Generally, accounting systems just work on the date. Perhaps if you could tell us why the order is important, we could make other suggestions.
In response to your comment:
I would love to hear any other ideas or advice you might have, even if they're off-topic since I have zero knowledge of accounting-type database models.
I would provide a few pieces of advice - this is all I could think of immediately, I usually spew forth much more "advice" with even less encouragement :-) The first two, more database-related than accounting-relared, are:
First, do everything in third normal form and only revert if and when you have performance problems. This will save you a lot of angst with duplicate data which may get out of step. Even if you do revert, use triggers and other DBMS capabilities to ensure that data doesn't get out of step.

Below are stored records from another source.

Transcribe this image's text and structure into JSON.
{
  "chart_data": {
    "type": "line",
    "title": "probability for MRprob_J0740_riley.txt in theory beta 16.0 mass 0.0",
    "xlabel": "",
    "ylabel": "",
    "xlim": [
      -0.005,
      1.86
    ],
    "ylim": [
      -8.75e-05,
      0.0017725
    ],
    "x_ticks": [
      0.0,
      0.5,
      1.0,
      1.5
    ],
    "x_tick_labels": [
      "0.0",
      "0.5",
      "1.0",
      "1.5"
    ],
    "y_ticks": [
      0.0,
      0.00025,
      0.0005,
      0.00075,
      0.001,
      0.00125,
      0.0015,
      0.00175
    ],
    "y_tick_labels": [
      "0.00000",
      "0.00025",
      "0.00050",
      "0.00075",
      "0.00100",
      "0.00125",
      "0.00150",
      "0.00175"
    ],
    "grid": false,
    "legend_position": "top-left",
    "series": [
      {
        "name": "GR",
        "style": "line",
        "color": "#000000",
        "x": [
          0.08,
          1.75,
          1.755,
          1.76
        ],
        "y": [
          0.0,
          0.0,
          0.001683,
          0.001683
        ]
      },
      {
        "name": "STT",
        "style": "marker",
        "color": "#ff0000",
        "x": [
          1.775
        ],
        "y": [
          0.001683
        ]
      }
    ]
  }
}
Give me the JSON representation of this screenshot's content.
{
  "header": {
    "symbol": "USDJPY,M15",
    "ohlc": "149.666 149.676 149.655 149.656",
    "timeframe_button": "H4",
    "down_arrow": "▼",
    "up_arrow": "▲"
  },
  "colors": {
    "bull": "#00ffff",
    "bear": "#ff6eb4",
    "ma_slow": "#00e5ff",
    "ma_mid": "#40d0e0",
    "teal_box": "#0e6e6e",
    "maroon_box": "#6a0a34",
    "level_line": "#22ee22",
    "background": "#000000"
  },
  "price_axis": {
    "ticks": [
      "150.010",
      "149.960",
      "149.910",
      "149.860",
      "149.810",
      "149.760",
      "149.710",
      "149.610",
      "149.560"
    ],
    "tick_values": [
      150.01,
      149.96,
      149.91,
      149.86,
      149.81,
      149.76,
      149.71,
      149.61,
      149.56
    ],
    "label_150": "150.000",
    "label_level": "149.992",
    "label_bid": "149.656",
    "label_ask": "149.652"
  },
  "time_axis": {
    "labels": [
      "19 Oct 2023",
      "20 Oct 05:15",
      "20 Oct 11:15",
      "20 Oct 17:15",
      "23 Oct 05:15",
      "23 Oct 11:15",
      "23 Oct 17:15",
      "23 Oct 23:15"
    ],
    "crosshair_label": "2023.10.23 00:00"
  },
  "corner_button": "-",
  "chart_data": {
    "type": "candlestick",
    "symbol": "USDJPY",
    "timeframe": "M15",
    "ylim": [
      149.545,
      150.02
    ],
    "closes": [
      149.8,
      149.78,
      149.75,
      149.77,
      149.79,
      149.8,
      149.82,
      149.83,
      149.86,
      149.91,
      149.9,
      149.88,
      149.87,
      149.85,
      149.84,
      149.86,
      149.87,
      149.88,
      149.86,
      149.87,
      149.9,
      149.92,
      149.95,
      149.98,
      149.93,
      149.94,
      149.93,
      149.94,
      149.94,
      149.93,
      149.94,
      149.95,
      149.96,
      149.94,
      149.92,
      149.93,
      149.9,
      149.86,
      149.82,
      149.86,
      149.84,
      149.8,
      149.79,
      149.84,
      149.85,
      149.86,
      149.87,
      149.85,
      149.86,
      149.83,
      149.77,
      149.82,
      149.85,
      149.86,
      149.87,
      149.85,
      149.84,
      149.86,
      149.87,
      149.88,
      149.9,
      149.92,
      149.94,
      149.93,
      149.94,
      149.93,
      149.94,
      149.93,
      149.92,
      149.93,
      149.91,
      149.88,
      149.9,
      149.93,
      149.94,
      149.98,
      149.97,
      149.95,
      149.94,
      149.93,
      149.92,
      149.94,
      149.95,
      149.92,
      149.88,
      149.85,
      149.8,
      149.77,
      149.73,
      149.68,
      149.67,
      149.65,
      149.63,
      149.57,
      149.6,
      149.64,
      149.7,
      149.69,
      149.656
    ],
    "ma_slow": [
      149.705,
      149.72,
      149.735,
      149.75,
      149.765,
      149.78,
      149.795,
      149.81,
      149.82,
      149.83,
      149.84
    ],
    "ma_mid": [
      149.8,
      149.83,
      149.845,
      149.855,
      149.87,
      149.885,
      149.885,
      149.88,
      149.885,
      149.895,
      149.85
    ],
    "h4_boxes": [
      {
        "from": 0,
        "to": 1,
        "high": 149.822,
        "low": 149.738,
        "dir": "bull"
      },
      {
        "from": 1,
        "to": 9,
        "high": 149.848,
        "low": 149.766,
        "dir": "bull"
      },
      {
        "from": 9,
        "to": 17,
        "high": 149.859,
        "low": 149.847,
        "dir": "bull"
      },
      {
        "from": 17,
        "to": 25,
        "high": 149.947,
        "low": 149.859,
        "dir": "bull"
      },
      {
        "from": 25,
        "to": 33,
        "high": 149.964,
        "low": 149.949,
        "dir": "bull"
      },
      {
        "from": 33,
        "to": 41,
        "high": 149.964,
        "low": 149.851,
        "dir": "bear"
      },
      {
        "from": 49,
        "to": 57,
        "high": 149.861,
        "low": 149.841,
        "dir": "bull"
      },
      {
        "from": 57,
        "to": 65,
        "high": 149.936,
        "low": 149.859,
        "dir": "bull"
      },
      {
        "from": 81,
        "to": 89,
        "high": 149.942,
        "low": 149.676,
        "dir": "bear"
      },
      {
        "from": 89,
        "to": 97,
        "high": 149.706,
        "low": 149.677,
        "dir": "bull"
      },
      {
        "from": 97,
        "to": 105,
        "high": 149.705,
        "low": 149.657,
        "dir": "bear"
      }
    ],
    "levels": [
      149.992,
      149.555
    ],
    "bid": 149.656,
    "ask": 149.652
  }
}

An example, if you want to speed up your searches on a last_name column, you can create an upper_last_name column (indexed) then use that to locate records matching your already upper-cased search term. This will almost always be faster than the per-row function upper(last_name). You can use an insert/update trigger to ensure the upper_last_name is always set correctly and this incurs the cost only when the name changes, not every time you search.
Secondly, don't duplicate data even across tables (like your current schema) unless you can use those same trigger-type tricks to guarantee the data won't get out of step. What will your customer do when you send them an invoice where the final balance doesn't match the starting balance plus purchases? That's not going to make your company look very professional :-)
Thirdly (and this is more accounting-related), you generally don't need to worry about the number of transactions when calculating balances on the fly. That's because accounting systems usually have a roll-over function at year end which resets the opening balances.
So you're usually never having to process more than a year's worth of data at once which, unless you're the US government or Microsoft, is not that onerous.
Maybe is faster by id, but safer by datetime; use the latter if have performance issues add an index.
Personally I'd never trust an autoincrement in that way. I'd sort by the date.
I'm pretty sure that the ID is guaranteed to be unique, but not necessarily sequential and increasing.